If after reading this you feel GetLargeRecordedValues does not fit your needs, you may want to re-consider a PI Integrator.
Performance, Method Signature, and Things NOT to do
How well does it perform? Besides not throwing an exception for many millions of values, you may find chunking helps your application run faster depending upon what else the application is doing. If you were hoping to wait until you read all 5 million value before attempting to do anything else with the data, then it might be slower and would really a memory hog. That’s why you should not use a LINQ extension method of ToList() or ToArray(). Really you would avoid any of the LINQ extension methods for streaming the values in chunks. And let’s not forget that reading 5 million values takes some time to process period.

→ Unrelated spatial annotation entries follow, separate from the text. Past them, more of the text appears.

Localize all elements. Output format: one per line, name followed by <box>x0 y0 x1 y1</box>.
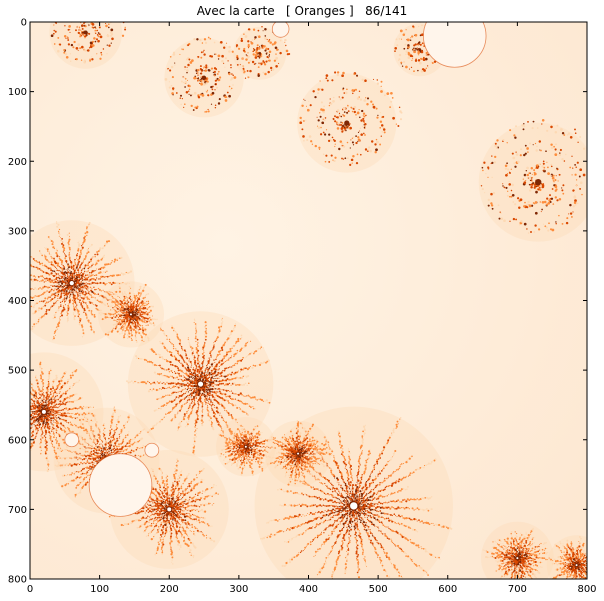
spiral-feature-4 <box>478 119 587 242</box>
star-feature-17 <box>30 352 104 473</box>
bulb-feature-22 <box>271 22 290 38</box>
star-feature-11 <box>216 416 277 477</box>
star-feature-10 <box>97 281 165 348</box>
y-tick-label: 600 <box>8 435 27 446</box>
bulb-feature-19 <box>422 22 487 68</box>
star-feature-14 <box>546 535 587 579</box>
y-tick-label: 200 <box>8 157 27 168</box>
bulb-feature-20 <box>64 432 80 448</box>
y-tick-label: 300 <box>8 226 27 237</box>
spiral-feature-5 <box>233 25 291 80</box>
spiral-feature-3 <box>297 71 403 173</box>
y-tick-label: 700 <box>8 505 27 516</box>
star-feature-13 <box>481 521 554 579</box>
y-tick-label: 0 <box>21 18 27 29</box>
x-tick-label: 700 <box>508 584 527 595</box>
y-tick-label: 400 <box>8 296 27 307</box>
spiral-feature-1 <box>49 22 127 69</box>
star-feature-8 <box>126 311 274 457</box>
bulb-feature-21 <box>144 442 160 458</box>
x-tick-label: 0 <box>27 584 33 595</box>
star-feature-12 <box>264 420 332 487</box>
x-tick-label: 100 <box>90 584 109 595</box>
x-tick-label: 600 <box>438 584 457 595</box>
bulb-feature-18 <box>88 453 153 517</box>
y-tick-label: 100 <box>8 87 27 98</box>
y-tick-label: 500 <box>8 366 27 377</box>
x-tick-label: 300 <box>229 584 248 595</box>
x-tick-label: 400 <box>299 584 318 595</box>
x-tick-label: 800 <box>577 584 596 595</box>
y-tick-label: 800 <box>8 575 27 586</box>
chart-title: Avec la carte [ Oranges ] 86/141 <box>196 4 408 18</box>
x-tick-label: 200 <box>160 584 179 595</box>
spiral-feature-2 <box>164 36 250 118</box>
star-feature-9 <box>254 406 453 579</box>
x-tick-label: 500 <box>369 584 388 595</box>
star-feature-7 <box>30 220 135 346</box>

But if your application was doing something like reading values and writing them to a text file, then you may find your overall application running faster if you just iterate over the streaming pages of values and write to file – as the values are being streamed. Rather than max out your memory while waiting for all 5 million values to be stored in a local variable, instead you would read-a-little and write-a-little repeatedly with a chunk.
Note that the output type of IEnumerable<AFValue>, which is an ideal fit for streaming. You just keep reading each incoming AFValue and do something with it, such as write to file. Your code does not need to be concerned with the implementation details of the chunking, or where one chunk ends and another begins.
The Burden of Free Code Samples
To repeat, the code samples are offered as open-source learning example, hence the long explanation herein. I urge you once again to thoroughly read the license. But it also means that you are free to modify and extend the code. If you think there is something about this code that can be improved, you are encouraged to change it and offer your modifications back to the open-source community.
Though it is a learning example, can it be used for your production code? OSIsoft has no way to confirm that for you. Only YOU know if this code can work for your production environment, and that would only be after you’ve thoroughly read the code, truly understand how it works, understand what your custom application wants to do with it, and most importantly of all, that you have thoroughly tested the code for all of your possible scenarios. That is the burden of accepting an AS IS license.
With that said, I hope you learned something here. Good luck!